Sonríes y me miras nuevamente. Me acerco a tu boca humedecida por mis fluidos y te beso. Siento mi olor, ese olor que se ha quedado impregnado en tu cuerpo desde el día que nos descubrimos en la cama desnudas, solas y completamente libres. Cuando tu sonrisa no me dolía tanto como ahora. Entonces metes la mano otra vez buscando con desesperación mi clítoris. Quieres que sufra, quieres darme placer para que me arrepienta por dejarte ir. Aceleras con furia y yo termino gritando tu nombre. Tú sonríes y yo te abrazo con fuerza. Nos van a separar, te digo, pero tú sigues sonriendo y comienzo a odiarte. No puedo borrarte la sonrisa a pesar de que te digo las cosas más tristes que se me ocurren. Te alejo y tú me miras con frialdad. Me levanto del sillón, escucho los pasos de mamá, su voz diciendo que baje, que se hace tarde. Espero verte llorar, pero tú conservas la sonrisa intacta. Te acaricio la mejilla y tu piel se siente más fría que nunca, tus ojos vuelven a estar vacíos y guardas silencio. Te odio, siento ganas de destruirte. Entonces te agarro de la cintura y te levanto con facilidad. Te empujo contra la pared y comienzo a golpearte contra ella. Tú no dices nada, pero te quiebras. Parece que tu cabeza se ha partido en dos. Tus ojos salen de su órbita, tu pelo se alborota, la cinta que lo sujeta se desata. Tus brazos se agitan para luego romperse, lo mismo pasa con tus piernas. Pequeños pedacitos de porcelana comienzan a caer al suelo. Pero conservas esa sonrisa que odio y me duele. Te dejo caer y terminas de romperte.

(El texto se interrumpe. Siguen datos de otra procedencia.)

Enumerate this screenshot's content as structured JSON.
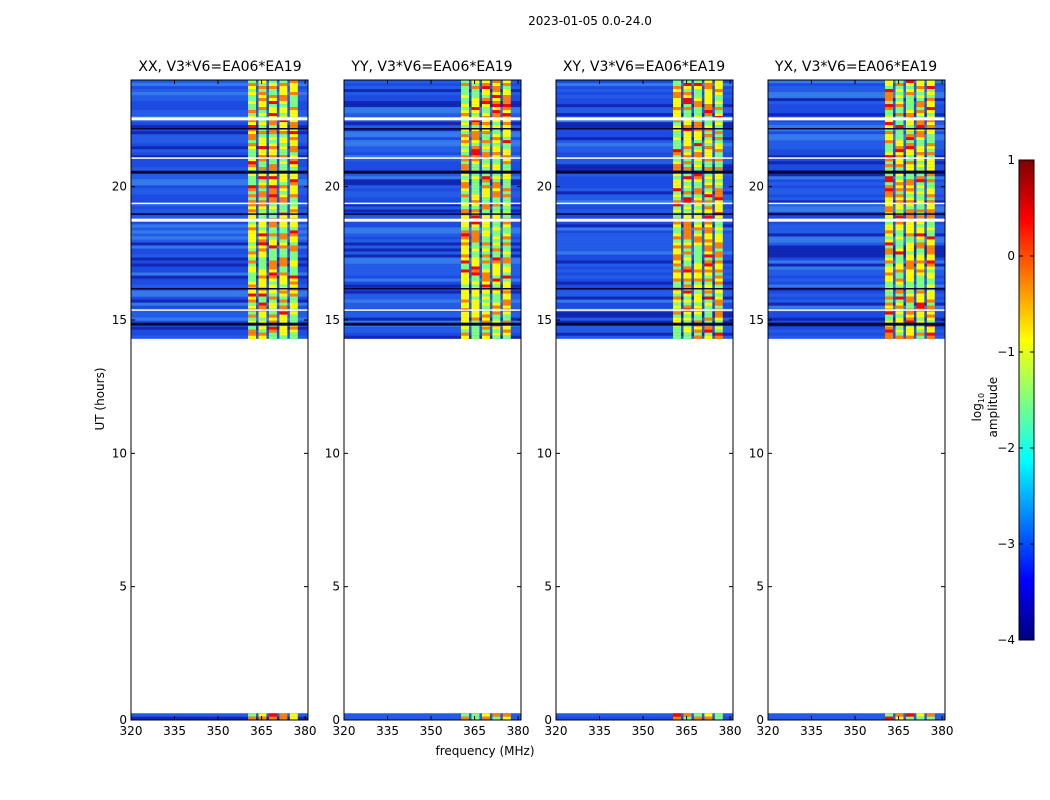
{
  "figure_title": "2023-01-05 0.0-24.0",
  "chart_data": [
    {
      "type": "heatmap",
      "title": "XX, V3*V6=EA06*EA19",
      "xlabel": "frequency (MHz)",
      "ylabel": "UT (hours)",
      "xlim": [
        320,
        381
      ],
      "ylim": [
        0,
        24
      ],
      "xticks": [
        320,
        335,
        350,
        365,
        380
      ],
      "yticks": [
        0,
        5,
        10,
        15,
        20
      ],
      "data_coverage_ut": [
        [
          0.0,
          0.25
        ],
        [
          14.3,
          24.0
        ]
      ],
      "bright_band_mhz": [
        360,
        378
      ]
    },
    {
      "type": "heatmap",
      "title": "YY, V3*V6=EA06*EA19",
      "xlabel": "frequency (MHz)",
      "ylabel": "UT (hours)",
      "xlim": [
        320,
        381
      ],
      "ylim": [
        0,
        24
      ],
      "xticks": [
        320,
        335,
        350,
        365,
        380
      ],
      "yticks": [
        0,
        5,
        10,
        15,
        20
      ],
      "data_coverage_ut": [
        [
          0.0,
          0.25
        ],
        [
          14.3,
          24.0
        ]
      ],
      "bright_band_mhz": [
        360,
        378
      ]
    },
    {
      "type": "heatmap",
      "title": "XY, V3*V6=EA06*EA19",
      "xlabel": "frequency (MHz)",
      "ylabel": "UT (hours)",
      "xlim": [
        320,
        381
      ],
      "ylim": [
        0,
        24
      ],
      "xticks": [
        320,
        335,
        350,
        365,
        380
      ],
      "yticks": [
        0,
        5,
        10,
        15,
        20
      ],
      "data_coverage_ut": [
        [
          0.0,
          0.25
        ],
        [
          14.3,
          24.0
        ]
      ],
      "bright_band_mhz": [
        360,
        378
      ]
    },
    {
      "type": "heatmap",
      "title": "YX, V3*V6=EA06*EA19",
      "xlabel": "frequency (MHz)",
      "ylabel": "UT (hours)",
      "xlim": [
        320,
        381
      ],
      "ylim": [
        0,
        24
      ],
      "xticks": [
        320,
        335,
        350,
        365,
        380
      ],
      "yticks": [
        0,
        5,
        10,
        15,
        20
      ],
      "data_coverage_ut": [
        [
          0.0,
          0.25
        ],
        [
          14.3,
          24.0
        ]
      ],
      "bright_band_mhz": [
        360,
        378
      ]
    }
  ],
  "colorbar": {
    "label": "log10 amplitude",
    "label_main": "log",
    "label_sub": "10",
    "label_rest": " amplitude",
    "range": [
      -4,
      1
    ],
    "ticks": [
      1,
      0,
      -1,
      -2,
      -3,
      -4
    ],
    "tick_labels": [
      "1",
      "0",
      "−1",
      "−2",
      "−3",
      "−4"
    ],
    "colors": [
      "#00007f",
      "#0000ff",
      "#007fff",
      "#00ffff",
      "#7fff7f",
      "#ffff00",
      "#ff7f00",
      "#ff0000",
      "#7f0000"
    ]
  },
  "xlabel_shared": "frequency (MHz)",
  "ylabel_shared": "UT (hours)"
}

Me arrodillo a tu lado y es tu sonrisa, que no se quebrado con los golpes, la que esta vez se incrusta en mi piel y corta mi rodilla.

 

Mamá sube, te ve en el suelo y me grita. Yo la miro y también la odio: todo ha sido su culpa. ¿Por qué has hecho esto? Alguien más pudo conservarla y jugar con ella, me dice. Porque era mía y no quiero que nadie más la tenga, respondo. Lástima que seas tan egoísta, susurra enojada. Ella no entiende, pero tú sí. Recojo el pedazo de porcelana. Y tú vuelves a sonreírme, aunque nunca dejaste de hacerlo.